Many remember Queen Elizabeth II's mother as an affectionate parent who patiently, cheerfully stood by her daughter through thick and thin. But the life of Queen Elizabeth the Queen Mother was a lot more colorful than most people knew. Both as a queen in her own right and eventually as a royal mother, Elizabeth became one of the most beloved - yet polarizing - Windsors in history.
Born on August 4, 1900, Elizabeth Bowes-Lyon was a member of one of Scotland's most illustrious noble families. In 1923, she married Prince Albert, second son of King George V. But when Albert's older brother abdicated the throne to marry the love of his life, the royal spotlight pivoted to Bowes-Lyon and her husband.
Suddenly, the fate of the monarchy rested on their shoulders, and they became King George VI and Queen Elizabeth of Great Britain. After leading the country through World War II, George VI tragically died in 1952, and Bowes-Lyon went from the Queen to the Queen Mother, as her eldest daughter inherited the throne and became Queen Elizabeth II.
Though remembered as a grandmotherly figure to the United Kingdom, Bowes-Lyon wasn't always the cheery, loyal, and steady royal mum of popular imagination. In fact, her biography revealed a far more interesting - and controversial - story that has earned her both fans and detractors.
Queen Elizabeth II tossed back no less than four boozy drinks a day - and she picked up the habit from her mother. The Queen Mother would have her first drink early in the day, and kept going until bedtime. According to her former equerry, it wasn't unusual for her to have more than six drinks a day.
She was especially a fan of red wines, and one of her favorite drinks was Dubonnet and gin. Her heavy drinking did not take a significant toll on her health, however, since she lived to the ripe old age of 101.
When the Queen Mother was an infant, Great Britain boasted an enormous empire built on institutionalized racism. This, coupled with the fact a racist worldview still heavily shaped the era, makes it not entirely surprising she privately held prejudiced views.
On one occasion, she used a derogatory term to refer to the people of Africa. Even as her country fought the Third Reich, she expressed sentiments that allegedly furthered the Nazi state's anti-Semitism. She reportedly harbored "some reservations" about Jewish people.
The Queen Mother's older brother John had five children with his wife. Two of them - Nerissa and Katherine Bowes-Lyon - were born with mental disabilities. In 1941, when the nation was at war with Nazi Germany, both young women - Nerissa and Katherine - entered a mental institution.
The two women spent the remainder of their lives there. Some people viewed them as a secret the royal family needed to hide. Indeed, the family erased these two sisters' existence: Burke's Peerage - the book on the who's who of British nobility - listed the sisters as being deceased, even though both were still alive. Nerissa lived until 1986, and Katherine died in 2014.

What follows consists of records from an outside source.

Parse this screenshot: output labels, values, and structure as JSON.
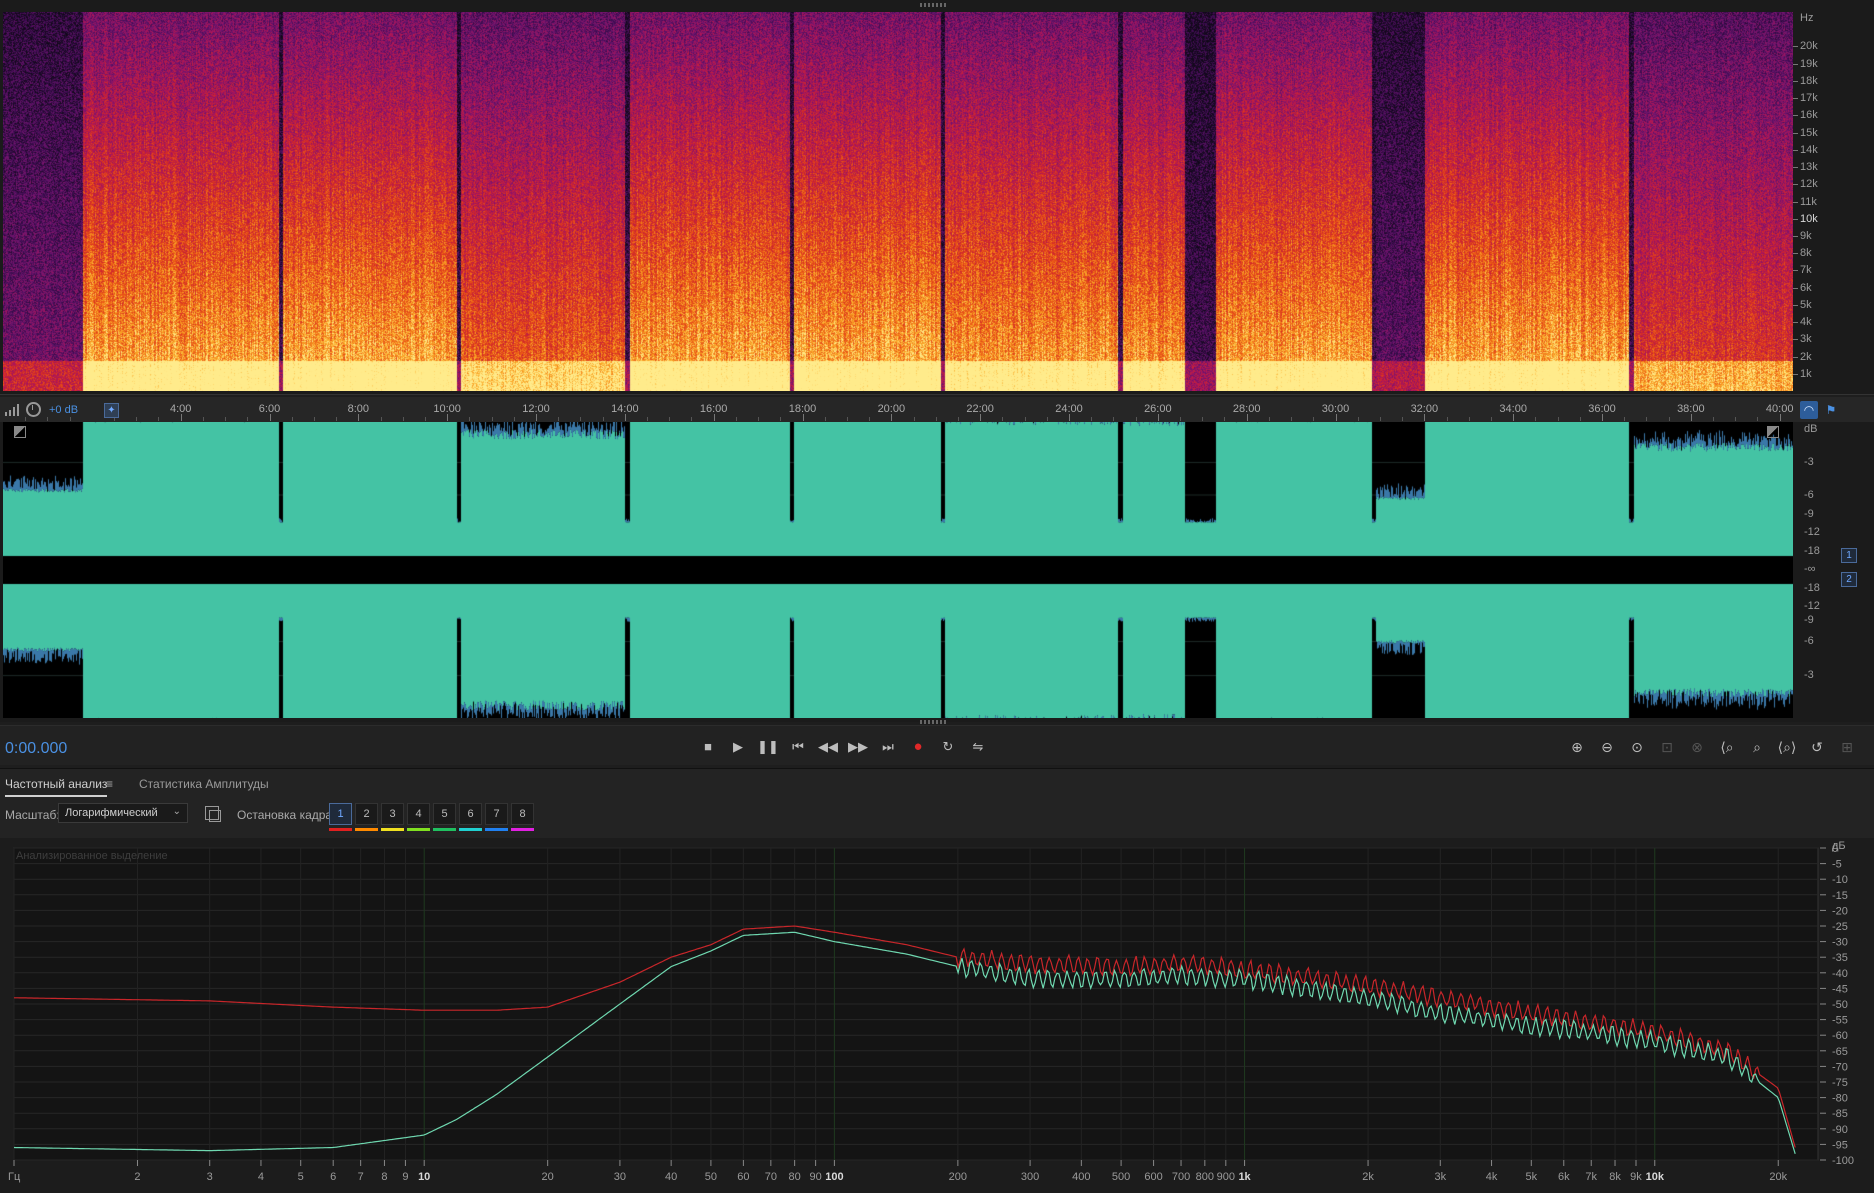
{
  "spectrogram": {
    "unit": "Hz",
    "freq_labels": [
      {
        "label": "20k",
        "hz": 20000
      },
      {
        "label": "19k",
        "hz": 19000
      },
      {
        "label": "18k",
        "hz": 18000
      },
      {
        "label": "17k",
        "hz": 17000
      },
      {
        "label": "16k",
        "hz": 16000
      },
      {
        "label": "15k",
        "hz": 15000
      },
      {
        "label": "14k",
        "hz": 14000
      },
      {
        "label": "13k",
        "hz": 13000
      },
      {
        "label": "12k",
        "hz": 12000
      },
      {
        "label": "11k",
        "hz": 11000
      },
      {
        "label": "10k",
        "hz": 10000
      },
      {
        "label": "9k",
        "hz": 9000
      },
      {
        "label": "8k",
        "hz": 8000
      },
      {
        "label": "7k",
        "hz": 7000
      },
      {
        "label": "6k",
        "hz": 6000
      },
      {
        "label": "5k",
        "hz": 5000
      },
      {
        "label": "4k",
        "hz": 4000
      },
      {
        "label": "3k",
        "hz": 3000
      },
      {
        "label": "2k",
        "hz": 2000
      },
      {
        "label": "1k",
        "hz": 1000
      }
    ],
    "max_hz": 22000
  },
  "timeline": {
    "gain": "+0 dB",
    "total_minutes": 40.3,
    "labels": [
      "4:00",
      "6:00",
      "8:00",
      "10:00",
      "12:00",
      "14:00",
      "16:00",
      "18:00",
      "20:00",
      "22:00",
      "24:00",
      "26:00",
      "28:00",
      "30:00",
      "32:00",
      "34:00",
      "36:00",
      "38:00",
      "40:00"
    ],
    "segments": [
      {
        "start": 0.0,
        "end": 1.8,
        "level": 0.28
      },
      {
        "start": 1.8,
        "end": 6.2,
        "level": 0.86
      },
      {
        "start": 6.3,
        "end": 10.2,
        "level": 0.88
      },
      {
        "start": 10.3,
        "end": 14.0,
        "level": 0.72
      },
      {
        "start": 14.1,
        "end": 17.7,
        "level": 0.87
      },
      {
        "start": 17.8,
        "end": 21.1,
        "level": 0.88
      },
      {
        "start": 21.2,
        "end": 25.1,
        "level": 0.84
      },
      {
        "start": 25.2,
        "end": 26.6,
        "level": 0.83
      },
      {
        "start": 27.3,
        "end": 30.8,
        "level": 0.86
      },
      {
        "start": 30.9,
        "end": 32.0,
        "level": 0.22
      },
      {
        "start": 32.0,
        "end": 36.6,
        "level": 0.87
      },
      {
        "start": 36.7,
        "end": 40.3,
        "level": 0.62
      }
    ]
  },
  "waveform": {
    "db_labels": [
      {
        "label": "dB",
        "pos": 0.025
      },
      {
        "label": "-3",
        "pos": 0.135
      },
      {
        "label": "-6",
        "pos": 0.245
      },
      {
        "label": "-9",
        "pos": 0.31
      },
      {
        "label": "-12",
        "pos": 0.37
      },
      {
        "label": "-18",
        "pos": 0.435
      },
      {
        "label": "-∞",
        "pos": 0.495
      },
      {
        "label": "-18",
        "pos": 0.56
      },
      {
        "label": "-12",
        "pos": 0.62
      },
      {
        "label": "-9",
        "pos": 0.67
      },
      {
        "label": "-6",
        "pos": 0.74
      },
      {
        "label": "-3",
        "pos": 0.855
      }
    ],
    "channels": [
      "1",
      "2"
    ]
  },
  "transport": {
    "time": "0:00.000",
    "buttons": [
      "stop-icon",
      "play-icon",
      "pause-icon",
      "go-to-start-icon",
      "rewind-icon",
      "fast-forward-icon",
      "go-to-end-icon",
      "record-icon",
      "loop-icon",
      "skip-selection-icon"
    ],
    "zoom_buttons": [
      "zoom-in-amplitude-icon",
      "zoom-out-amplitude-icon",
      "zoom-reset-icon",
      "zoom-selection-icon",
      "zoom-left-icon",
      "zoom-in-time-icon",
      "zoom-out-time-icon",
      "zoom-full-icon",
      "zoom-restore-icon",
      "zoom-fit-icon"
    ]
  },
  "panel": {
    "tab_frequency": "Частотный анализ",
    "tab_amplitude": "Статистика Амплитуды",
    "scale_label": "Масштаб:",
    "scale_value": "Логарифмический",
    "hold_label": "Остановка кадра:",
    "hold_buttons": [
      {
        "label": "1",
        "color": "#e02020"
      },
      {
        "label": "2",
        "color": "#ff8a00"
      },
      {
        "label": "3",
        "color": "#f0e020"
      },
      {
        "label": "4",
        "color": "#80e020"
      },
      {
        "label": "5",
        "color": "#20c060"
      },
      {
        "label": "6",
        "color": "#20d0d0"
      },
      {
        "label": "7",
        "color": "#2080f0"
      },
      {
        "label": "8",
        "color": "#e020e0"
      }
    ]
  },
  "chart_data": {
    "type": "line",
    "title": "Анализированное выделение",
    "xlabel": "Гц",
    "ylabel": "дБ",
    "x_scale": "log",
    "xlim": [
      1,
      25000
    ],
    "ylim": [
      -100,
      0
    ],
    "x_ticks": [
      {
        "label": "Гц",
        "hz": 1
      },
      {
        "label": "2",
        "hz": 2
      },
      {
        "label": "3",
        "hz": 3
      },
      {
        "label": "4",
        "hz": 4
      },
      {
        "label": "5",
        "hz": 5
      },
      {
        "label": "6",
        "hz": 6
      },
      {
        "label": "7",
        "hz": 7
      },
      {
        "label": "8",
        "hz": 8
      },
      {
        "label": "9",
        "hz": 9
      },
      {
        "label": "10",
        "hz": 10
      },
      {
        "label": "20",
        "hz": 20
      },
      {
        "label": "30",
        "hz": 30
      },
      {
        "label": "40",
        "hz": 40
      },
      {
        "label": "50",
        "hz": 50
      },
      {
        "label": "60",
        "hz": 60
      },
      {
        "label": "70",
        "hz": 70
      },
      {
        "label": "80",
        "hz": 80
      },
      {
        "label": "90",
        "hz": 90
      },
      {
        "label": "100",
        "hz": 100
      },
      {
        "label": "200",
        "hz": 200
      },
      {
        "label": "300",
        "hz": 300
      },
      {
        "label": "400",
        "hz": 400
      },
      {
        "label": "500",
        "hz": 500
      },
      {
        "label": "600",
        "hz": 600
      },
      {
        "label": "700",
        "hz": 700
      },
      {
        "label": "800",
        "hz": 800
      },
      {
        "label": "900",
        "hz": 900
      },
      {
        "label": "1k",
        "hz": 1000
      },
      {
        "label": "2k",
        "hz": 2000
      },
      {
        "label": "3k",
        "hz": 3000
      },
      {
        "label": "4k",
        "hz": 4000
      },
      {
        "label": "5k",
        "hz": 5000
      },
      {
        "label": "6k",
        "hz": 6000
      },
      {
        "label": "7k",
        "hz": 7000
      },
      {
        "label": "8k",
        "hz": 8000
      },
      {
        "label": "9k",
        "hz": 9000
      },
      {
        "label": "10k",
        "hz": 10000
      },
      {
        "label": "20k",
        "hz": 20000
      }
    ],
    "y_ticks": [
      0,
      -5,
      -10,
      -15,
      -20,
      -25,
      -30,
      -35,
      -40,
      -45,
      -50,
      -55,
      -60,
      -65,
      -70,
      -75,
      -80,
      -85,
      -90,
      -95,
      -100
    ],
    "series": [
      {
        "color": "#c8262a",
        "x": [
          1,
          3,
          6,
          10,
          15,
          20,
          30,
          40,
          50,
          60,
          80,
          100,
          150,
          200,
          300,
          500,
          700,
          1000,
          2000,
          3000,
          5000,
          7000,
          10000,
          15000,
          20000,
          22000
        ],
        "y": [
          -48,
          -49,
          -51,
          -52,
          -52,
          -51,
          -43,
          -35,
          -31,
          -26,
          -25,
          -27,
          -31,
          -35,
          -37,
          -38,
          -37,
          -39,
          -44,
          -48,
          -53,
          -56,
          -59,
          -65,
          -77,
          -96
        ]
      },
      {
        "color": "#6fd8b0",
        "x": [
          1,
          3,
          6,
          10,
          12,
          15,
          20,
          30,
          40,
          50,
          60,
          80,
          100,
          150,
          200,
          300,
          500,
          700,
          1000,
          2000,
          3000,
          5000,
          7000,
          10000,
          15000,
          20000,
          22000
        ],
        "y": [
          -96,
          -97,
          -96,
          -92,
          -87,
          -79,
          -67,
          -50,
          -38,
          -33,
          -28,
          -27,
          -30,
          -34,
          -38,
          -42,
          -42,
          -41,
          -42,
          -48,
          -53,
          -57,
          -59,
          -62,
          -67,
          -80,
          -98
        ]
      }
    ]
  }
}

Bowes-Lyon became the queen consort because her brother-in-law abdicated the throne to marry his mistress, the American divorcée Wallis Simpson. In fact, she may have had a central part in lobbying for King Edward VIII's abdication. It's an understatement to say Bowes-Lyon didn't like Simpson - she loathed her. In her eyes, Simpson was merely "that woman." She regularly went out of her way to avoid meeting her scandalous sister-in-law.
Both Simpson and her husband struggled to find their way forward after Edward VIII's abdication. Bowes-Lyon didn't want to make anything easy for them, and committed herself to icing them out of the royal way of life. If his wife couldn't become queen, Edward at least wanted her to have the honorific title "Her Royal Highness." But the idea horrified Bowes-Lyon, and she influenced her husband's refusal to extend the title to his sister-in-law.